When it comes to math, I usually feel pretty good at it and fairly knowledgeable. Usually. The other day, this was not the case. Right before first period, one of my math colleagues huddled several of us up and asked, “What is the definition of a trapezoid?” This was more of a rhetorical question since we all knew the answer (or so we thought).

“A convex quadrilateral with exactly one pair of parallel sides,” I spouted.  Heads nodded in agreement. “Not anymore according to my nephew’s son’s third grade teacher in X district.” We were appalled. According to my colleague, a trapezoid was now defined as a “convex quadrilateral with at least one pair of parallel sides.” “But that makes a parallelogram a trapezoid,” gasped one teacher. “It makes a square a trapezoid,” I said flatly. Then we had to go to first period where I was teaching vectors to trig students.

Meanwhile, I googled “trapezoid” while my students were working the warm up problem. Stunned, I read that the definition depends on, well, your definition. Here are the first few paragraphs from Wikipedia’s entry:

In Euclidean geometry, a convex quadrilateral with at least one pair of parallel sides is referred to as a trapezoid inAmerican and Canadian English but as a trapezium in English outside North America. The parallel sides are called thebases of the trapezoid and the other two sides are called the legs or the lateral sides (if they are not parallel; otherwise there are two pairs of bases). A scalene trapezoid is a trapezoid with no sides of equal measure, in contrast to thespecial cases below.

There is some disagreement whether parallelograms, which have two pairs of parallel sides, should be counted as trapezoids. Some define a trapezoid as a quadrilateral having only one pair of parallel sides (the exclusive definition), thereby excluding parallelograms.^[1] Others^[2] define a trapezoid as a quadrilateral with at least one pair of parallel sides (the inclusive definition^[3]), making the parallelogram a special type of trapezoid. The latter definition is consistent with its uses in higher mathematics such as calculus. The former definition would make such concepts as the trapezoidal approximation to a definite integral ill-defined. This article uses the inclusive definition and considers parallelograms as special cases of a trapezoid. This is also advocated in the taxonomy of quadrilaterals.

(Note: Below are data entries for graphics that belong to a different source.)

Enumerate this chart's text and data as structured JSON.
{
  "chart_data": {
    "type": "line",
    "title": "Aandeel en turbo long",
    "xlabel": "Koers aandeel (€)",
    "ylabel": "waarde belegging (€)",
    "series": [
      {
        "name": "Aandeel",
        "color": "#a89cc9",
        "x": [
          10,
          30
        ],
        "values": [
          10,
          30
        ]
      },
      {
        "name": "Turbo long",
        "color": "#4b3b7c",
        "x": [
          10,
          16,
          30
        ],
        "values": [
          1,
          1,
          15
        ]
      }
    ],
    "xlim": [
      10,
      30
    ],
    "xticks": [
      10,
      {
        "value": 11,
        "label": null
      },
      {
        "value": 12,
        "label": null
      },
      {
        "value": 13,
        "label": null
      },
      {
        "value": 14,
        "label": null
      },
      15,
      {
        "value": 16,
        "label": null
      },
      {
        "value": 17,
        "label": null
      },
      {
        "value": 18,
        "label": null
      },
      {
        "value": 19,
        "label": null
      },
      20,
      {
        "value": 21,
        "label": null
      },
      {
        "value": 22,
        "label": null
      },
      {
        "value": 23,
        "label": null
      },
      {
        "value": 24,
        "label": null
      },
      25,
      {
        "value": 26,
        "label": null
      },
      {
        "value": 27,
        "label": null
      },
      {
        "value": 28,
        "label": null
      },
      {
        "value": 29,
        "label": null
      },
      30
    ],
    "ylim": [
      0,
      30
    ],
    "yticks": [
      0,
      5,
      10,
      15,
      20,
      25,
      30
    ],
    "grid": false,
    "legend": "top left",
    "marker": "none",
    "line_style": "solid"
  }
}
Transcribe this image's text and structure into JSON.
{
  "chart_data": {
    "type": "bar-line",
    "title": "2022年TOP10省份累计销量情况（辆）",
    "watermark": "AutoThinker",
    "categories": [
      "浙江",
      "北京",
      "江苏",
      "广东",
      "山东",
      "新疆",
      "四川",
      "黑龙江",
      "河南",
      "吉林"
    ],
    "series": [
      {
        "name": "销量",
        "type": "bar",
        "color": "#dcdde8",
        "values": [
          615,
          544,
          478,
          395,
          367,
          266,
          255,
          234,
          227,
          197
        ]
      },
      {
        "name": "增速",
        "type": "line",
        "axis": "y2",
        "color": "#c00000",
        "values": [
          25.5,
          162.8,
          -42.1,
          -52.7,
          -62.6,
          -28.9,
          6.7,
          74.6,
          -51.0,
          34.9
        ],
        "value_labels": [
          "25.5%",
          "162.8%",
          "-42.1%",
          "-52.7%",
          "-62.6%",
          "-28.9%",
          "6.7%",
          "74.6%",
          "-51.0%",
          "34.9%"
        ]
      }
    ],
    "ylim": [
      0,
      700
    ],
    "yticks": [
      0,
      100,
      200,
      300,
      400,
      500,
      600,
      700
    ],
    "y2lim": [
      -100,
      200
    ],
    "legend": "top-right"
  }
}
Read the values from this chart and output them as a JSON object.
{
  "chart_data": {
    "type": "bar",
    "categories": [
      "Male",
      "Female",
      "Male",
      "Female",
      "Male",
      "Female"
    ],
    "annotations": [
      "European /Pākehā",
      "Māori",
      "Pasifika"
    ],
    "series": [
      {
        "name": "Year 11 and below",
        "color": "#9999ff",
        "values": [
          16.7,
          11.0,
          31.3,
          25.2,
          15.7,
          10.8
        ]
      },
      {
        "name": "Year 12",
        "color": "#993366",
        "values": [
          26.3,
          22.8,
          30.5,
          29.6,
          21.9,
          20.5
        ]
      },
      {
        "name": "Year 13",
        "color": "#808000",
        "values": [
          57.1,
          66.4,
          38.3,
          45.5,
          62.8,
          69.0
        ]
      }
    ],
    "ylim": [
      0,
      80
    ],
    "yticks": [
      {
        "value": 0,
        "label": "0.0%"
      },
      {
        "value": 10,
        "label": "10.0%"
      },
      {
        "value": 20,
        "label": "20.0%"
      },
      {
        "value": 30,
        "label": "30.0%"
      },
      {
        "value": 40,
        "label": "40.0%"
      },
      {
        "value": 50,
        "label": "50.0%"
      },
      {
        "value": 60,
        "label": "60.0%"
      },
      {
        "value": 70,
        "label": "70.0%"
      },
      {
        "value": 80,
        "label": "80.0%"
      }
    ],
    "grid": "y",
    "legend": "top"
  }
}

Well, this made me mad.  How did I not know that there were two different definitions, one inclusive, and one exclusive?  I emailed my trusty cadre of math friends, and they replied back throughout the day.  And indeed, yes! The Common Core State Standards (CCSS) for mathematics strongly suggests using the inclusive definition of a trapezoid, starting in the lower grades. Honestly, I had not looked much at the lower grade CCSS until I started combing some of the inner documents, hoping to better understand this trapezoid issue. Parents nationwide have been complaining about CCSS and the ensuing PARCC assessments, but what I had seen to this point was mainly more rigor and more building understanding, both good. Now I understood the frustration. I wanted to scream and complain too.

But, by the end of the day, I was beginning to feel very happy about the inclusive definition since it was always little strange that the trapezoid sat off to the side under the quadrilateral tree. (Does anyone else remember the drawing from middle school — the family tree of parallelograms, but there’s that weird uncle Trapezoid sitting off under the tree?). Feast your eyes instead on this lovely Inclusive Venn diagram:

 

I guess now the kite will be the only convex quadrilateral with interesting properties that is not a trapezoid.

Thinking back over my math lifetime, I could not remember a time when a definition changed. Sure theorems have been proved, like Fermat’s last theorem, but a definition changed? It is like having the mathematical rug pulled out from under your feet.

Scientists are used to this. Pluto’s not a planet anymore. Birds are avian dinosaurs. We can see further and further into organisms and into space with our improved technology. Some diseases are cured or held in very good check. The list goes on and on.

Mathematicians are not used to this. Well, maybe on a very advanced level where math is still unfolding, but not in Euclidian geometry or in algebra. Sure we teach it very differently than we were taught it, seeking to build conceptual understanding rather than to memorize procedure. We are able use technology such as spreadsheets and graphing calculators (which did not exist in the math classroom when I was in high school) towards this goal.

But 10 + 10 has always been 20. Right? Oh, I guess unless you are in base 2. Then it would be 100.